Bundespatentgericht:
Urteil vom 8. Mai 2007
Aktenzeichen: 4 Ni 13/06

(BPatG: Urteil v. 08.05.2007, Az.: 4 Ni 13/06)

Tenor

1. Die Klage wird abgewiesen.

2. Die Klägerin trägt die Kosten des Rechtsstreits.

3. Das Urteil ist gegen Sicherheitsleistung in Höhe von 120 % des zu vollstreckenden Betrages vorläufig vollstreckbar.

Tatbestand

Die Beklagte ist eingetragene Inhaberin des deutschen Patents DE 196 35 258 (Streitpatent), das am 30. August 1996 angemeldet worden ist. Das Streitpatent betrifft ein Bohr- und Fräswerk zum Verarbeiten von Werkstoffstangen und umfasst vier Patentansprüche, die insgesamt angegriffen sind.
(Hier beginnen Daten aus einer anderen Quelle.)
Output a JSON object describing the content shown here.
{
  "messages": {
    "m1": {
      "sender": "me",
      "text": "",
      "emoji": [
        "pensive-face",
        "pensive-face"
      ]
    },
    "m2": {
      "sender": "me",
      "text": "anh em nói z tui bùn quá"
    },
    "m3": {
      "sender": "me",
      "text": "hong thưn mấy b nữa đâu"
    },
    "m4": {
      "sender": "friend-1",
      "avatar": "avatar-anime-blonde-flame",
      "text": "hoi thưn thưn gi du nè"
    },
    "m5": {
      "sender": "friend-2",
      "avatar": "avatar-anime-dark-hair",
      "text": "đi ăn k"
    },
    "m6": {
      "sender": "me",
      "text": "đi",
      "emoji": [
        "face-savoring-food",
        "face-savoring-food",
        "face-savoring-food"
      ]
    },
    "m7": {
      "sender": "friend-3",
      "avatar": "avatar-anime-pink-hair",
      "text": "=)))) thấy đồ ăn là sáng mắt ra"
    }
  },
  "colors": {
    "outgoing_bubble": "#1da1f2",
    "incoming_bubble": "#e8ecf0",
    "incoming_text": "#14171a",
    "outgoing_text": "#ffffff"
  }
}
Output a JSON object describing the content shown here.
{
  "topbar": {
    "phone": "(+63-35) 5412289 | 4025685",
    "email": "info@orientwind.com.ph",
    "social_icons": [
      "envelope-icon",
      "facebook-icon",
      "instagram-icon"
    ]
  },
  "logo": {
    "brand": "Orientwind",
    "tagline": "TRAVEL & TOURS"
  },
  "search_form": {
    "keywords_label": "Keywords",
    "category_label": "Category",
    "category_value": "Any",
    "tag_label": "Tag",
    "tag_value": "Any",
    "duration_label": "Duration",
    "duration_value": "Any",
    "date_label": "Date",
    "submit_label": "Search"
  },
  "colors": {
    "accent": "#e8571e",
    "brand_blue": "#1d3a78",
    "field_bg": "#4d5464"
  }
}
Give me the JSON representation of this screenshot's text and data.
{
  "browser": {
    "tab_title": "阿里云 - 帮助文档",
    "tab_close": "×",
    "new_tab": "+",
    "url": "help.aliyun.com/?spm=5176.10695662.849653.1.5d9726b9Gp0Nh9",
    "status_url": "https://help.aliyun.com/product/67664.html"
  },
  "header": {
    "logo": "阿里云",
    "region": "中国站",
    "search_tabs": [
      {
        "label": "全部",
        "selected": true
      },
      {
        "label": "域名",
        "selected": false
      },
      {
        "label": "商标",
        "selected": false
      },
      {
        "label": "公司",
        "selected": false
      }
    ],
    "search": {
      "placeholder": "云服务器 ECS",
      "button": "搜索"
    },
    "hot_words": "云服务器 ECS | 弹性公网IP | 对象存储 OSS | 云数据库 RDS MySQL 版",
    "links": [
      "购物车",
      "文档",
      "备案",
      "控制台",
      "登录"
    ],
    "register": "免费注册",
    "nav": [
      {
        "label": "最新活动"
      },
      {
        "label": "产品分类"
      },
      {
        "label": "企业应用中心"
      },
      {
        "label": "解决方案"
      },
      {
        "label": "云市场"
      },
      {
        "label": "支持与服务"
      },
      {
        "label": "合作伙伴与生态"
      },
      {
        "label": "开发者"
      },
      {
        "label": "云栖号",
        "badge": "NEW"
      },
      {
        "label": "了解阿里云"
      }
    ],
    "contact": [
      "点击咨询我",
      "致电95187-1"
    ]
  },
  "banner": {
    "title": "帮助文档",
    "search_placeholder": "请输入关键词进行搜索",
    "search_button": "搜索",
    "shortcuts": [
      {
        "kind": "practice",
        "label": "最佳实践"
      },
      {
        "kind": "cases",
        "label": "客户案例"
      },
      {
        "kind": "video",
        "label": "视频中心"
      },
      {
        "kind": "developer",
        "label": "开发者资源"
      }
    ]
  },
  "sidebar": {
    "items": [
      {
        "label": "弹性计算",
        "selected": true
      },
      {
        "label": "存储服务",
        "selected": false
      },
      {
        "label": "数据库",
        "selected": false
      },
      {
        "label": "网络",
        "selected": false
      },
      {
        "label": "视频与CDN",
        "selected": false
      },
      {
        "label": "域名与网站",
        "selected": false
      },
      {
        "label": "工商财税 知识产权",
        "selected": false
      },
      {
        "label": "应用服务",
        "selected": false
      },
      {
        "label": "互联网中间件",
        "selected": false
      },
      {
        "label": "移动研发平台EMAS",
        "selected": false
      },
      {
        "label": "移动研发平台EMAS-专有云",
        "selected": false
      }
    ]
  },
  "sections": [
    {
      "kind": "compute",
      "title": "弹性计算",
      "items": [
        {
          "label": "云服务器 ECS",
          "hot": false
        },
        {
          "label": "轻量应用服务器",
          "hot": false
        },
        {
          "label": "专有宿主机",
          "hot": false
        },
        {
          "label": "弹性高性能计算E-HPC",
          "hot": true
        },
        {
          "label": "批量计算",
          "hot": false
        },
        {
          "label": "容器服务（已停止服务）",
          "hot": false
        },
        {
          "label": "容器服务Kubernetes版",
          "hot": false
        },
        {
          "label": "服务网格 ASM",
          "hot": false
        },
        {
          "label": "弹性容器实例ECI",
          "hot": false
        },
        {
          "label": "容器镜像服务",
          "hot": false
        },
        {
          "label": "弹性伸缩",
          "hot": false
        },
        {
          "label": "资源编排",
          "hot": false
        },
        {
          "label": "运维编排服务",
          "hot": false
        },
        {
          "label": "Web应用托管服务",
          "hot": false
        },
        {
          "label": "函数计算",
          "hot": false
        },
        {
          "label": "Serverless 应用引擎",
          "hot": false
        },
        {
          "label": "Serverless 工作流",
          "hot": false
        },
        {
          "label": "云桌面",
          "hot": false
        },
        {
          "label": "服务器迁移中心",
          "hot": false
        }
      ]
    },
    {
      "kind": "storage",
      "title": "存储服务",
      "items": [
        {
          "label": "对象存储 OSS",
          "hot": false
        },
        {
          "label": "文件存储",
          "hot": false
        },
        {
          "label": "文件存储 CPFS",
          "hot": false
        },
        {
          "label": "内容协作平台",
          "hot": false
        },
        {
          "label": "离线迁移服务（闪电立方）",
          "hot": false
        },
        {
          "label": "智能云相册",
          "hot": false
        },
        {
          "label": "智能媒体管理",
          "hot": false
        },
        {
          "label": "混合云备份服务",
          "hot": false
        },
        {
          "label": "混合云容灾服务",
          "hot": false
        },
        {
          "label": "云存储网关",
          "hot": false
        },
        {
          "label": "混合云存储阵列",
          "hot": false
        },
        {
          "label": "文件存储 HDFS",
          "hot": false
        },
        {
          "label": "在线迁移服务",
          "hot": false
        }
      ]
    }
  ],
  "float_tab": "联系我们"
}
Anspruch 1 lautet ohne Bezugszeichen wie folgt:

Bohr- und Fräswerk zum Verarbeiten von Werkstoffstangen zu einzelnen Werkstücken, mit - einem Maschinenbett, das eine Längsrichtung und eine Querrichtung definiert,

- einem Fahrständer, der auf dem Maschinenbett längs und quer gesteuert verstellbar ist,

- zumindest einer Werkzeugspindel, die am Fahrständer entlang einer zur Längsrichtung und zur Querrichtung normalen Spindelachse gesteuert verstellbar ist,

- einem Werkstückträger, der eine Spannachse definiert, um diese Spannachse gesteuert dreheinstellbar ist und eine Spanneinrichtung enthält, durch die eine Werkstoffstange hindurchschiebbar ist, und in der die Werkstoffstange festspannbar ist, wobei ein vorderer Abschnitt der Werkstoffstange als zu bearbeitendes Werkstück im Arbeitsbereich der Werkzeugspindel angeordnet ist, und - einer Zuführeinrichtung zum Hindurchschieben der Werkstoffstange durch die Spanneinrichtung, dadurch gekennzeichnet, dass der Werkstückträger um eine zur Spannachse sowie zur Spindelachse normale Schwenkachse gesteuert in einem Bereich schwenkbar ist, der sich mindestens von einer Spindelachse normalen Lage der Spannachse bis zu einer zur Spindelachse parallelen Lage der Spannachse erstreckt.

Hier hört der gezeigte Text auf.